Filed under: Community Organizing, Indigenous, Mexico
Two regions in Michoacán, Mexico block the installation of 89 polling stations during the midterm elections.
Indigenous communities of the Purépecha and Mazahua regions of Michoacán, Mexico, prevented the installation of 89 polling stations this Sunday, with the communities deciding to elect their authorities by means of their customs and traditions and not by the system of political parties.
Twenty communities in the Purépecha and Mazahua regions of Michoacán gathered in an assembly and voted to expel political parties from their region, choosing rather to govern themselves autonomously. In doing so, they prevented the National Electoral Institute (INE) from installing 89 polling stations in the Purépecha region of Michoacán for the midterm elections this Sunday.
In an interview after the ceremony to begin election day, the President of the National Electoral Institute, Lorenzo Córdova Vianello, ruled out that the rejection of the polling stations was related to insecurity, as many media outlets have reported. He clarified, “They are communities that do not want elections, that want to change to a mechanism of customs and traditions.”
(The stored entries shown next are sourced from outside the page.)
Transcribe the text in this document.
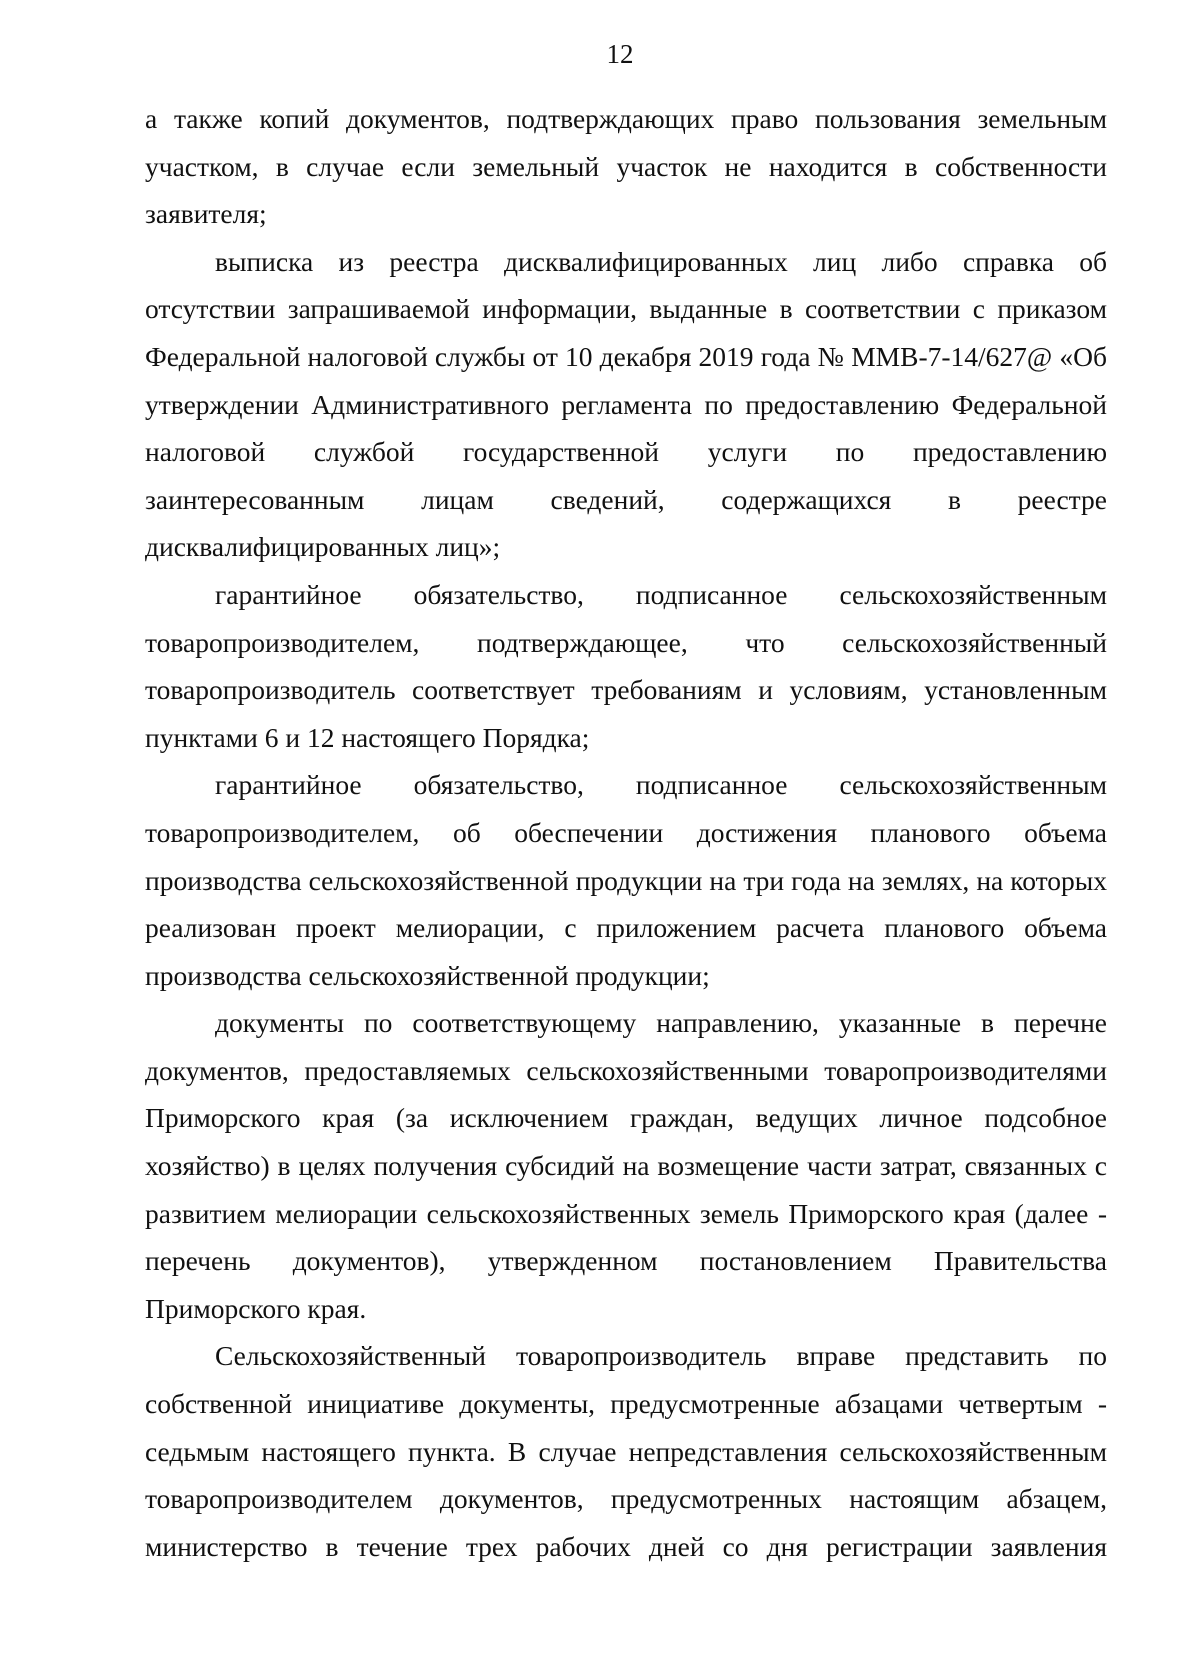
12

а также копий документов, подтверждающих право пользования земельным участком, в случае если земельный участок не находится в собственности заявителя;

выписка из реестра дисквалифицированных лиц либо справка об отсутствии запрашиваемой информации, выданные в соответствии с приказом Федеральной налоговой службы от 10 декабря 2019 года № ММВ-7-14/627@ «Об утверждении Административного регламента по предоставлению Федеральной налоговой службой государственной услуги по предоставлению заинтересованным лицам сведений, содержащихся в реестре дисквалифицированных лиц»;

гарантийное обязательство, подписанное сельскохозяйственным товаропроизводителем, подтверждающее, что сельскохозяйственный товаропроизводитель соответствует требованиям и условиям, установленным пунктами 6 и 12 настоящего Порядка;

гарантийное обязательство, подписанное сельскохозяйственным товаропроизводителем, об обеспечении достижения планового объема производства сельскохозяйственной продукции на три года на землях, на которых реализован проект мелиорации, с приложением расчета планового объема производства сельскохозяйственной продукции;

документы по соответствующему направлению, указанные в перечне документов, предоставляемых сельскохозяйственными товаропроизводителями Приморского края (за исключением граждан, ведущих личное подсобное хозяйство) в целях получения субсидий на возмещение части затрат, связанных с развитием мелиорации сельскохозяйственных земель Приморского края (далее - перечень документов), утвержденном постановлением Правительства Приморского края.

Сельскохозяйственный товаропроизводитель вправе представить по собственной инициативе документы, предусмотренные абзацами четвертым - седьмым настоящего пункта. В случае непредставления сельскохозяйственным товаропроизводителем документов, предусмотренных настоящим абзацем, министерство в течение трех рабочих дней со дня регистрации заявления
The communities that rejected the institutional elections were San Francisco Pichátaro, Santa Fe de la Laguna, Nahuatzen, Arantepacua, Santa María Sevina, Comachuen, San Benito de Palermo, San Felipe de los Herreros, Cherán, Santa Cruz Tanaco, Nurio, Urapicho, San Ángel Zurumucapio, Ocumicho, La Cantera, Donanciado Ojeda, Francisco Serrato, Crescencio Morales, Zirahuén y Janitzio. Los pueblos están ubicados en los municipios de Tingambato, Quiroga, Nahuatzen, Pamatácuaro, Charapan, Cherán, Paracho, Ziracuaretiro, Tangamandapio, Zitácuaro, Salvador Escalante and Pátzcuaro.